Trogir is another beautiful small town near Sibenik (and Split) is home to a number of fascinating historic sights, the best of which is the Cathedral of St Lawrence. Its proximity to Split Airport also means that Trogir is very easy to reach. Originally a Greek settlement from the 3rd century, had magnificent city walls from the 13th and 14th centuries which is only partly visible nowadays. The main attraction  in the city is the cathedral from the 13th century with its bell tower from the 15th century.

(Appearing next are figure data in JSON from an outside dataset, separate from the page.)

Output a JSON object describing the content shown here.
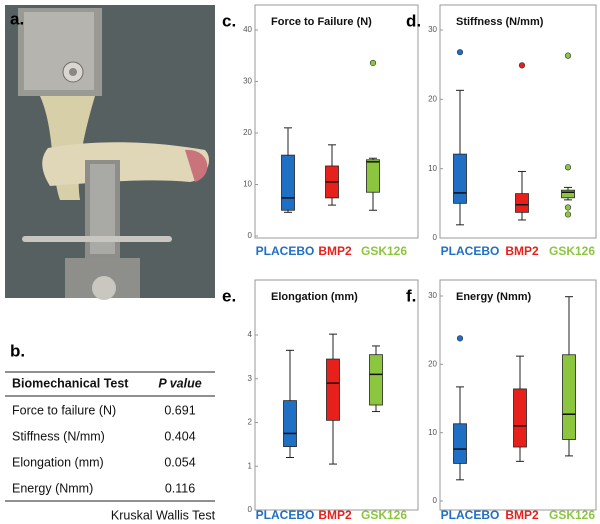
{
  "panels": {
    "a": "a.",
    "b": "b."
  },
  "table": {
    "header": [
      "Biomechanical Test",
      "P value"
    ],
    "rows": [
      [
        "Force to failure (N)",
        "0.691"
      ],
      [
        "Stiffness (N/mm)",
        "0.404"
      ],
      [
        "Elongation (mm)",
        "0.054"
      ],
      [
        "Energy (Nmm)",
        "0.116"
      ]
    ],
    "note": "Kruskal Wallis Test"
  },
  "chart_data": [
    {
      "type": "box",
      "label": "c.",
      "title": "Force to Failure (N)",
      "categories": [
        "PLACEBO",
        "BMP2",
        "GSK126"
      ],
      "colors": [
        "#1f6fc5",
        "#e8201c",
        "#8cc63f"
      ],
      "ylim": [
        0,
        40
      ],
      "yticks": [
        0,
        10,
        20,
        30,
        40
      ],
      "boxes": [
        {
          "whislo": 4.6,
          "q1": 5,
          "med": 7.4,
          "q3": 15.7,
          "whishi": 21,
          "fliers": []
        },
        {
          "whislo": 6,
          "q1": 7.4,
          "med": 10.5,
          "q3": 13.6,
          "whishi": 17.7,
          "fliers": []
        },
        {
          "whislo": 5,
          "q1": 8.5,
          "med": 14.4,
          "q3": 14.8,
          "whishi": 15.1,
          "fliers": [
            33.6
          ]
        }
      ]
    },
    {
      "type": "box",
      "label": "d.",
      "title": "Stiffness (N/mm)",
      "categories": [
        "PLACEBO",
        "BMP2",
        "GSK126"
      ],
      "colors": [
        "#1f6fc5",
        "#e8201c",
        "#8cc63f"
      ],
      "ylim": [
        0,
        30
      ],
      "yticks": [
        0,
        10,
        20,
        30
      ],
      "boxes": [
        {
          "whislo": 1.9,
          "q1": 5,
          "med": 6.5,
          "q3": 12.1,
          "whishi": 21.3,
          "fliers": [
            26.8
          ]
        },
        {
          "whislo": 2.6,
          "q1": 3.7,
          "med": 4.8,
          "q3": 6.4,
          "whishi": 9.6,
          "fliers": [
            24.9
          ]
        },
        {
          "whislo": 5.5,
          "q1": 5.8,
          "med": 6.6,
          "q3": 6.9,
          "whishi": 7.3,
          "fliers": [
            26.3,
            10.2,
            4.4,
            3.4
          ]
        }
      ]
    },
    {
      "type": "box",
      "label": "e.",
      "title": "Elongation (mm)",
      "categories": [
        "PLACEBO",
        "BMP2",
        "GSK126"
      ],
      "colors": [
        "#1f6fc5",
        "#e8201c",
        "#8cc63f"
      ],
      "ylim": [
        0,
        4
      ],
      "yticks": [
        0,
        1,
        2,
        3,
        4
      ],
      "boxes": [
        {
          "whislo": 1.2,
          "q1": 1.45,
          "med": 1.75,
          "q3": 2.5,
          "whishi": 3.65,
          "fliers": []
        },
        {
          "whislo": 1.05,
          "q1": 2.05,
          "med": 2.9,
          "q3": 3.45,
          "whishi": 4.02,
          "fliers": []
        },
        {
          "whislo": 2.25,
          "q1": 2.4,
          "med": 3.1,
          "q3": 3.55,
          "whishi": 3.75,
          "fliers": []
        }
      ]
    },
    {
      "type": "box",
      "label": "f.",
      "title": "Energy (Nmm)",
      "categories": [
        "PLACEBO",
        "BMP2",
        "GSK126"
      ],
      "colors": [
        "#1f6fc5",
        "#e8201c",
        "#8cc63f"
      ],
      "ylim": [
        0,
        30
      ],
      "yticks": [
        0,
        10,
        20,
        30
      ],
      "boxes": [
        {
          "whislo": 3.1,
          "q1": 5.5,
          "med": 7.6,
          "q3": 11.3,
          "whishi": 16.7,
          "fliers": [
            23.8
          ]
        },
        {
          "whislo": 5.8,
          "q1": 7.9,
          "med": 11,
          "q3": 16.4,
          "whishi": 21.2,
          "fliers": []
        },
        {
          "whislo": 6.6,
          "q1": 9,
          "med": 12.7,
          "q3": 21.4,
          "whishi": 29.9,
          "fliers": []
        }
      ]
    }
  ]
}
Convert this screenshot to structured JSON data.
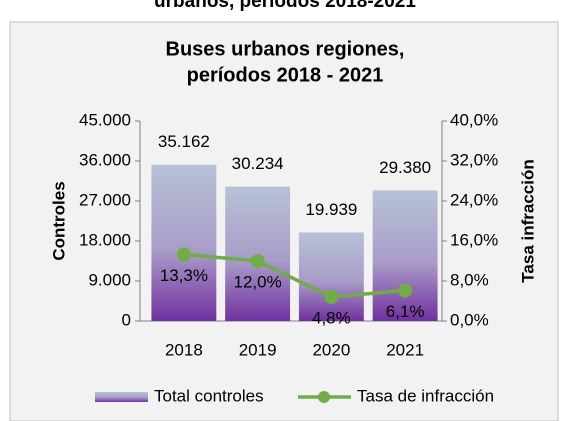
{
  "caption": "urbanos, períodos 2018-2021",
  "chart_data": {
    "type": "bar-line",
    "title": [
      "Buses urbanos regiones,",
      "períodos 2018 - 2021"
    ],
    "categories": [
      "2018",
      "2019",
      "2020",
      "2021"
    ],
    "series": [
      {
        "name": "Total controles",
        "type": "bar",
        "color": "#7030a0",
        "values": [
          35162,
          30234,
          19939,
          29380
        ],
        "value_labels": [
          "35.162",
          "30.234",
          "19.939",
          "29.380"
        ]
      },
      {
        "name": "Tasa de infracción",
        "type": "line",
        "axis": "y2",
        "color": "#70ad47",
        "values": [
          13.3,
          12.0,
          4.8,
          6.1
        ],
        "value_labels": [
          "13,3%",
          "12,0%",
          "4,8%",
          "6,1%"
        ]
      }
    ],
    "ylabel": "Controles",
    "y2label": "Tasa infracción",
    "ylim": [
      0,
      45000
    ],
    "yticks": [
      0,
      {
        "value": 9000,
        "label": "9.000"
      },
      {
        "value": 18000,
        "label": "18.000"
      },
      {
        "value": 27000,
        "label": "27.000"
      },
      {
        "value": 36000,
        "label": "36.000"
      },
      {
        "value": 45000,
        "label": "45.000"
      }
    ],
    "y2lim": [
      0,
      40
    ],
    "y2ticks": [
      {
        "value": 0,
        "label": "0,0%"
      },
      {
        "value": 8,
        "label": "8,0%"
      },
      {
        "value": 16,
        "label": "16,0%"
      },
      {
        "value": 24,
        "label": "24,0%"
      },
      {
        "value": 32,
        "label": "32,0%"
      },
      {
        "value": 40,
        "label": "40,0%"
      }
    ],
    "legend": "bottom"
  }
}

This group of islands is situated in the central part of the Croatian Adriatic, between Šibenik and Zadar islands. Because of its exceptional landscape, interesting shapes, diversity of the coastline and especially because of the rich marine ecosystem, greater part of the Kornati maritime zone has been declared a national park in 1980.

Tips for sailing trips

7-day trip from Zadar to Split

Day 1. Zadar to Telascica (Kornati Islands National Park)

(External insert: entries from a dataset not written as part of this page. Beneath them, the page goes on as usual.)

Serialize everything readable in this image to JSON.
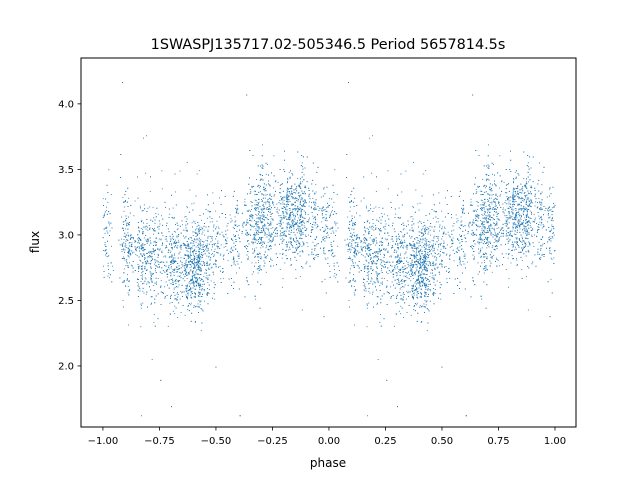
{
  "chart_data": {
    "type": "scatter",
    "title": "1SWASPJ135717.02-505346.5 Period 5657814.5s",
    "xlabel": "phase",
    "ylabel": "flux",
    "xlim": [
      -1.097,
      1.093
    ],
    "ylim": [
      1.534,
      4.35
    ],
    "xticks": [
      -1.0,
      -0.75,
      -0.5,
      -0.25,
      0.0,
      0.25,
      0.5,
      0.75,
      1.0
    ],
    "xtick_labels": [
      "−1.00",
      "−0.75",
      "−0.50",
      "−0.25",
      "0.00",
      "0.25",
      "0.50",
      "0.75",
      "1.00"
    ],
    "yticks": [
      2.0,
      2.5,
      3.0,
      3.5,
      4.0
    ],
    "ytick_labels": [
      "2.0",
      "2.5",
      "3.0",
      "3.5",
      "4.0"
    ],
    "grid": false,
    "marker_color": "#1f77b4",
    "approx_point_count": 9000,
    "phase_bins": [
      0.0,
      0.1,
      0.2,
      0.3,
      0.4,
      0.5,
      0.6,
      0.7,
      0.8,
      0.9,
      1.0
    ],
    "mean_flux": [
      3.0,
      2.92,
      2.85,
      2.78,
      2.76,
      2.88,
      3.0,
      3.1,
      3.15,
      3.15,
      2.98
    ],
    "flux_scatter_sd": 0.18
  }
}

Day 2. Isolated bay in Kornati islands National Park

Day 3. Zakan (Kornati islands National Park)

Day 4. Skradin (near the National Park & waterfalls of Krka)

Day 5. Primosten

Day 6.Trogir

Day 7. Split

Useful information before leaving

The weather

Bad weather: When a cold front approaches from the west this usually means South/South-East winds starting light and, over 2/3 days, gradually increasing, veering and finally going North West as the front goes through. The process often finishes with a North East bora wind reinforced by the mountainous coast. Periods of thunderstorms are quite common in the northern Adriatic, and can be particularly violent, generating tornados where (for brief periods) winds may reach 40kts, and reverse direction in a matter of minutes as the tornado passes through.

Predominant wind, the Bora: very strong, cold Northeasterly wind from the mountains from Croatia and Trieste. It could be a a seriuos threat to navigation but in summer there is very little chance of Bora winds. During winter there is a bigger chance for a Bora that usually lasts 12 hours, maybe 2 days with local gusts up to 40, 60 knots. For more on the Bora, visit Weather Online

Good weather: during the summer months it is a general consensus that the Adriatic is a light wind area. Sea breezes may reach a Beaufort5 in the afternoon that drops by night. Land breezes my develop lighter (Beaufort3) in the morning.

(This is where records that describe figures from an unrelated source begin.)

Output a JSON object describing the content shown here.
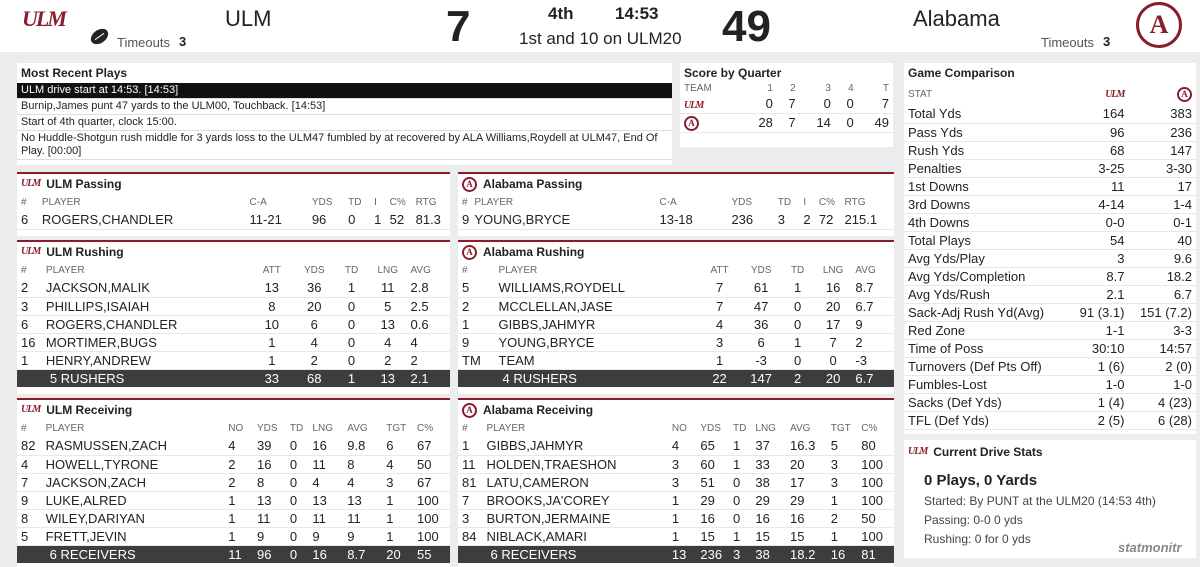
{
  "header": {
    "away_team": "ULM",
    "away_logo": "ULM",
    "away_score": "7",
    "away_timeouts_label": "Timeouts",
    "away_timeouts": "3",
    "quarter": "4th",
    "clock": "14:53",
    "down_distance": "1st and 10 on ULM20",
    "home_score": "49",
    "home_team": "Alabama",
    "home_logo": "A",
    "home_timeouts_label": "Timeouts",
    "home_timeouts": "3",
    "possession_icon": "football-icon"
  },
  "recent_plays": {
    "title": "Most Recent Plays",
    "items": [
      "ULM drive start at 14:53. [14:53]",
      "Burnip,James punt 47 yards to the ULM00, Touchback. [14:53]",
      "Start of 4th quarter, clock 15:00.",
      "No Huddle-Shotgun rush middle for 3 yards loss to the ULM47 fumbled by at recovered by ALA Williams,Roydell at ULM47, End Of Play. [00:00]"
    ]
  },
  "score_by_quarter": {
    "title": "Score by Quarter",
    "headers": [
      "TEAM",
      "1",
      "2",
      "3",
      "4",
      "T"
    ],
    "rows": [
      {
        "team": "ULM",
        "q": [
          "0",
          "7",
          "0",
          "0",
          "7"
        ]
      },
      {
        "team": "A",
        "q": [
          "28",
          "7",
          "14",
          "0",
          "49"
        ]
      }
    ]
  },
  "game_comparison": {
    "title": "Game Comparison",
    "stat_header": "STAT",
    "away_logo": "ULM",
    "home_logo": "A",
    "rows": [
      [
        "Total Yds",
        "164",
        "383"
      ],
      [
        "Pass Yds",
        "96",
        "236"
      ],
      [
        "Rush Yds",
        "68",
        "147"
      ],
      [
        "Penalties",
        "3-25",
        "3-30"
      ],
      [
        "1st Downs",
        "11",
        "17"
      ],
      [
        "3rd Downs",
        "4-14",
        "1-4"
      ],
      [
        "4th Downs",
        "0-0",
        "0-1"
      ],
      [
        "Total Plays",
        "54",
        "40"
      ],
      [
        "Avg Yds/Play",
        "3",
        "9.6"
      ],
      [
        "Avg Yds/Completion",
        "8.7",
        "18.2"
      ],
      [
        "Avg Yds/Rush",
        "2.1",
        "6.7"
      ],
      [
        "Sack-Adj Rush Yd(Avg)",
        "91 (3.1)",
        "151 (7.2)"
      ],
      [
        "Red Zone",
        "1-1",
        "3-3"
      ],
      [
        "Time of Poss",
        "30:10",
        "14:57"
      ],
      [
        "Turnovers (Def Pts Off)",
        "1 (6)",
        "2 (0)"
      ],
      [
        "Fumbles-Lost",
        "1-0",
        "1-0"
      ],
      [
        "Sacks (Def Yds)",
        "1 (4)",
        "4 (23)"
      ],
      [
        "TFL (Def Yds)",
        "2 (5)",
        "6 (28)"
      ]
    ]
  },
  "current_drive": {
    "title": "Current Drive Stats",
    "headline": "0 Plays, 0 Yards",
    "started": "Started: By PUNT at the ULM20 (14:53 4th)",
    "passing": "Passing: 0-0 0 yds",
    "rushing": "Rushing: 0 for 0 yds"
  },
  "ulm_passing": {
    "title": "ULM Passing",
    "headers": [
      "#",
      "PLAYER",
      "C-A",
      "YDS",
      "TD",
      "I",
      "C%",
      "RTG"
    ],
    "rows": [
      [
        "6",
        "ROGERS,CHANDLER",
        "11-21",
        "96",
        "0",
        "1",
        "52",
        "81.3"
      ]
    ]
  },
  "bama_passing": {
    "title": "Alabama Passing",
    "headers": [
      "#",
      "PLAYER",
      "C-A",
      "YDS",
      "TD",
      "I",
      "C%",
      "RTG"
    ],
    "rows": [
      [
        "9",
        "YOUNG,BRYCE",
        "13-18",
        "236",
        "3",
        "2",
        "72",
        "215.1"
      ]
    ]
  },
  "ulm_rushing": {
    "title": "ULM Rushing",
    "headers": [
      "#",
      "PLAYER",
      "ATT",
      "YDS",
      "TD",
      "LNG",
      "AVG"
    ],
    "rows": [
      [
        "2",
        "JACKSON,MALIK",
        "13",
        "36",
        "1",
        "11",
        "2.8"
      ],
      [
        "3",
        "PHILLIPS,ISAIAH",
        "8",
        "20",
        "0",
        "5",
        "2.5"
      ],
      [
        "6",
        "ROGERS,CHANDLER",
        "10",
        "6",
        "0",
        "13",
        "0.6"
      ],
      [
        "16",
        "MORTIMER,BUGS",
        "1",
        "4",
        "0",
        "4",
        "4"
      ],
      [
        "1",
        "HENRY,ANDREW",
        "1",
        "2",
        "0",
        "2",
        "2"
      ]
    ],
    "total": [
      "",
      "5 RUSHERS",
      "33",
      "68",
      "1",
      "13",
      "2.1"
    ]
  },
  "bama_rushing": {
    "title": "Alabama Rushing",
    "headers": [
      "#",
      "PLAYER",
      "ATT",
      "YDS",
      "TD",
      "LNG",
      "AVG"
    ],
    "rows": [
      [
        "5",
        "WILLIAMS,ROYDELL",
        "7",
        "61",
        "1",
        "16",
        "8.7"
      ],
      [
        "2",
        "MCCLELLAN,JASE",
        "7",
        "47",
        "0",
        "20",
        "6.7"
      ],
      [
        "1",
        "GIBBS,JAHMYR",
        "4",
        "36",
        "0",
        "17",
        "9"
      ],
      [
        "9",
        "YOUNG,BRYCE",
        "3",
        "6",
        "1",
        "7",
        "2"
      ],
      [
        "TM",
        "TEAM",
        "1",
        "-3",
        "0",
        "0",
        "-3"
      ]
    ],
    "total": [
      "",
      "4 RUSHERS",
      "22",
      "147",
      "2",
      "20",
      "6.7"
    ]
  },
  "ulm_receiving": {
    "title": "ULM Receiving",
    "headers": [
      "#",
      "PLAYER",
      "NO",
      "YDS",
      "TD",
      "LNG",
      "AVG",
      "TGT",
      "C%"
    ],
    "rows": [
      [
        "82",
        "RASMUSSEN,ZACH",
        "4",
        "39",
        "0",
        "16",
        "9.8",
        "6",
        "67"
      ],
      [
        "4",
        "HOWELL,TYRONE",
        "2",
        "16",
        "0",
        "11",
        "8",
        "4",
        "50"
      ],
      [
        "7",
        "JACKSON,ZACH",
        "2",
        "8",
        "0",
        "4",
        "4",
        "3",
        "67"
      ],
      [
        "9",
        "LUKE,ALRED",
        "1",
        "13",
        "0",
        "13",
        "13",
        "1",
        "100"
      ],
      [
        "8",
        "WILEY,DARIYAN",
        "1",
        "11",
        "0",
        "11",
        "11",
        "1",
        "100"
      ],
      [
        "5",
        "FRETT,JEVIN",
        "1",
        "9",
        "0",
        "9",
        "9",
        "1",
        "100"
      ]
    ],
    "total": [
      "",
      "6 RECEIVERS",
      "11",
      "96",
      "0",
      "16",
      "8.7",
      "20",
      "55"
    ]
  },
  "bama_receiving": {
    "title": "Alabama Receiving",
    "headers": [
      "#",
      "PLAYER",
      "NO",
      "YDS",
      "TD",
      "LNG",
      "AVG",
      "TGT",
      "C%"
    ],
    "rows": [
      [
        "1",
        "GIBBS,JAHMYR",
        "4",
        "65",
        "1",
        "37",
        "16.3",
        "5",
        "80"
      ],
      [
        "11",
        "HOLDEN,TRAESHON",
        "3",
        "60",
        "1",
        "33",
        "20",
        "3",
        "100"
      ],
      [
        "81",
        "LATU,CAMERON",
        "3",
        "51",
        "0",
        "38",
        "17",
        "3",
        "100"
      ],
      [
        "7",
        "BROOKS,JA'COREY",
        "1",
        "29",
        "0",
        "29",
        "29",
        "1",
        "100"
      ],
      [
        "3",
        "BURTON,JERMAINE",
        "1",
        "16",
        "0",
        "16",
        "16",
        "2",
        "50"
      ],
      [
        "84",
        "NIBLACK,AMARI",
        "1",
        "15",
        "1",
        "15",
        "15",
        "1",
        "100"
      ]
    ],
    "total": [
      "",
      "6 RECEIVERS",
      "13",
      "236",
      "3",
      "38",
      "18.2",
      "16",
      "81"
    ]
  },
  "watermark": "statmonitr"
}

Predominant wind, the Jugo: Southeasterly, warm wind. It blows across the Adriatic when a cyclone develops over the Adriatic area. It brings clouds and rain. The air pressure drops. It develops slowly and it can usually be noticed two or three days in advance. It usually lasts longer than Bora, five to seven days, and even longer in winter.  There is a possibility of the so called dry Jugo, when it blows for a couple of days without bringing rain. Unlike Bora, Jugo is a constant wind that gradually gains strength.

The Mistral: Mistral is a “benevolent”, a friendly wind looked forward by especially sailors and all those who enjoy the summer season under its breeze. Mistral is a daily wind blowing from the northwest and created by the differences in temperature between the mainland and sea. It is fairly frequent from spring to autumn and strongest in July and August. It usually starts blowing around 9 or 10 in the morning, reaches its highest strength in the afternoon and fades at sunset. Mistral is generally weaker in the north Adriatic than in its south.

For detailed forecasts you should take into consideration that the nearby islands adiacent to the coastline will modify the winds: winds resulting from frontal systems and pressure differentials are likely to be as predicted when more than twenty miles off the Dalmatian coast, close to the land and amongst islands the wind conditions may vary widely from the forecast.

Avarage wind conditions from Windfinder for Zadar

June: dominant wind dir: E; average wind speed: 4 kts; ave temp: 25 C

July: dominant wind dir: NW; average wind speed: 3 kts; ave temp: 30 C

August: dominant wind dir: W; average wind speed: 4 kts; ave temp: 28 C

Summer temperatures: Mediterranean climate characterized by warm and dry summers, mild and pleasant winters.

The average monthly temperature in July it is 23.9°C (75°F); the average sea temperature in summer 22.8°C (73°F).